If I am delaying a particular verdict, it is only because the actress in question has been so good across her more than three decades onscreen. In My So-Called Life (1994-95), Danes achieved a poignancy of expression that remains the teen-angst standard to this day, despite numerous pretenders to the throne. Homeland (2011-20), in its early seasons a revelation, was as perfect a marriage of material and dramatic lead as the medium has yet produced. Watching The Beast in Me, one could almost wish that Danes had retired at the end of her 96 episodes as troubled CIA operative Carrie Mathison. What happened instead is simply sad. Danes’s latest work is not just underwhelming but an outright, even a spectacular, disaster.
How that came to pass is worth a moment’s thought. A performer of exceptional technical skill, Danes has long possessed near-perfect control over the muscles of her face. If a scene calls for vulnerability, she will deliver it with a precision that awes. The problem is that, having dipped into this bag so frequently, Danes is increasingly unable to modulate her grimaces and tics. Take, for example, her infamously quivering chin. (Google it.) The same gesture now emerges whether the actress is going over Niagara Falls in a barrel or settling for her second-favorite Château Lafite.

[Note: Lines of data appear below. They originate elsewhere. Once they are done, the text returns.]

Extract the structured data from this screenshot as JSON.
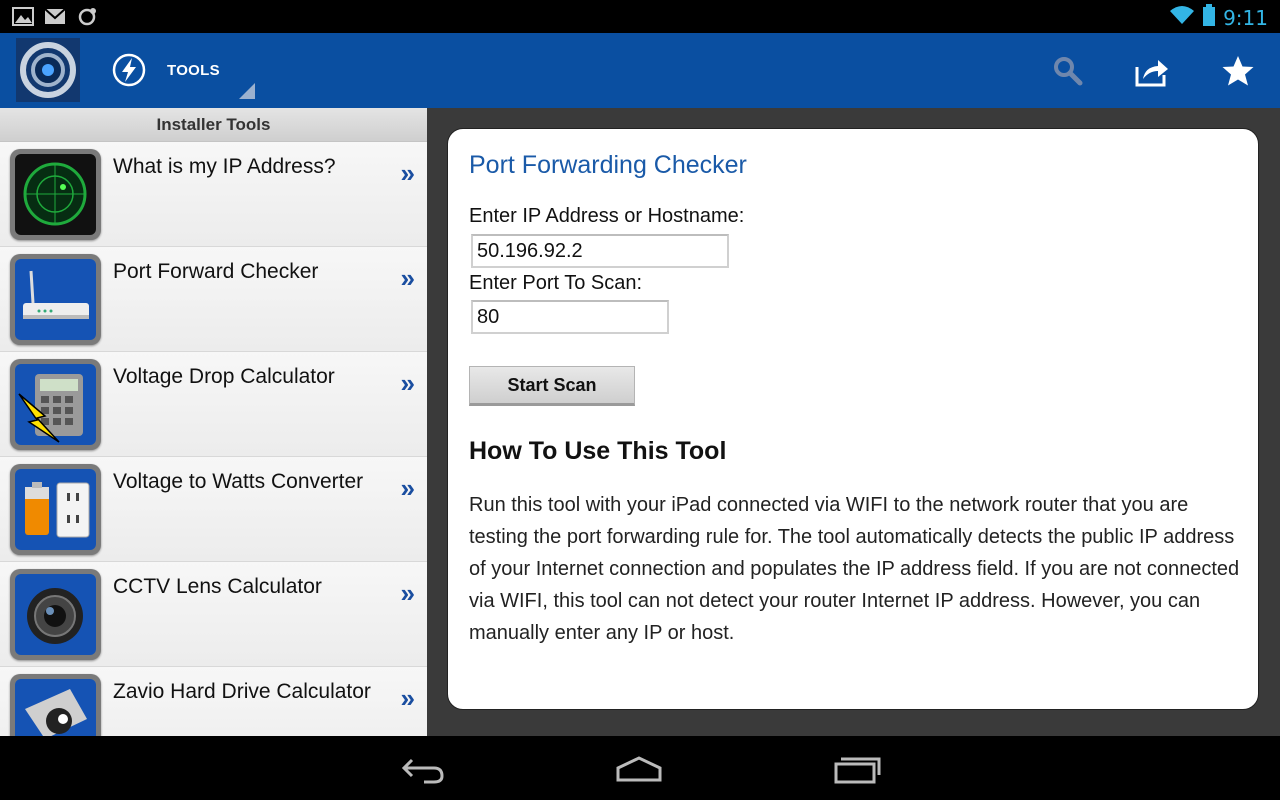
{
  "status": {
    "time": "9:11"
  },
  "actionbar": {
    "title": "TOOLS"
  },
  "sidebar": {
    "header": "Installer Tools",
    "items": [
      {
        "label": "What is my IP Address?"
      },
      {
        "label": "Port Forward Checker"
      },
      {
        "label": "Voltage Drop Calculator"
      },
      {
        "label": "Voltage to Watts Converter"
      },
      {
        "label": "CCTV Lens Calculator"
      },
      {
        "label": "Zavio Hard Drive Calculator"
      }
    ],
    "chevron": "»"
  },
  "main": {
    "title": "Port Forwarding Checker",
    "ip_label": "Enter IP Address or Hostname:",
    "ip_value": "50.196.92.2",
    "port_label": "Enter Port To Scan:",
    "port_value": "80",
    "scan_button": "Start Scan",
    "howto_title": "How To Use This Tool",
    "howto_text": "Run this tool with your iPad connected via WIFI to the network router that you are testing the port forwarding rule for. The tool automatically detects the public IP address of your Internet connection and populates the IP address field. If you are not connected via WIFI, this tool can not detect your router Internet IP address. However, you can manually enter any IP or host."
  }
}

One consequence of this indiscrimination is that Danes has become more than a little tedious to watch. We know already the mannerisms with which she will advance the emotional plot. Another is that, paired with a naturalistic actor such as Rhys, Danes can appear to be playing to the back row rather than to the camera mere inches away. One might expect, given his showier role, that Danes’s co-star would be the one to chew Netflix’s scenery. Sorry, no. Rhys is clearly having a wonderful time and gives a memorable, if broad, performance as a man content to be a brute. It is Danes who leaves teeth marks. The beast in me, indeed.
Does a disappointing co-lead ruin an otherwise juicy series? In this case, at least, I think not. Although few will look to the production as a model of psychological realism and restraint, the show is so much fun scene by scene that one is inclined to forgive it its faults. Hey, you: Want to watch a rich monster build skyscrapers while whiners pound sand? I thought so.
Graham Hillard is editor at the James G. Martin Center for Academic Renewal and a Washington Examiner magazine contributing writer.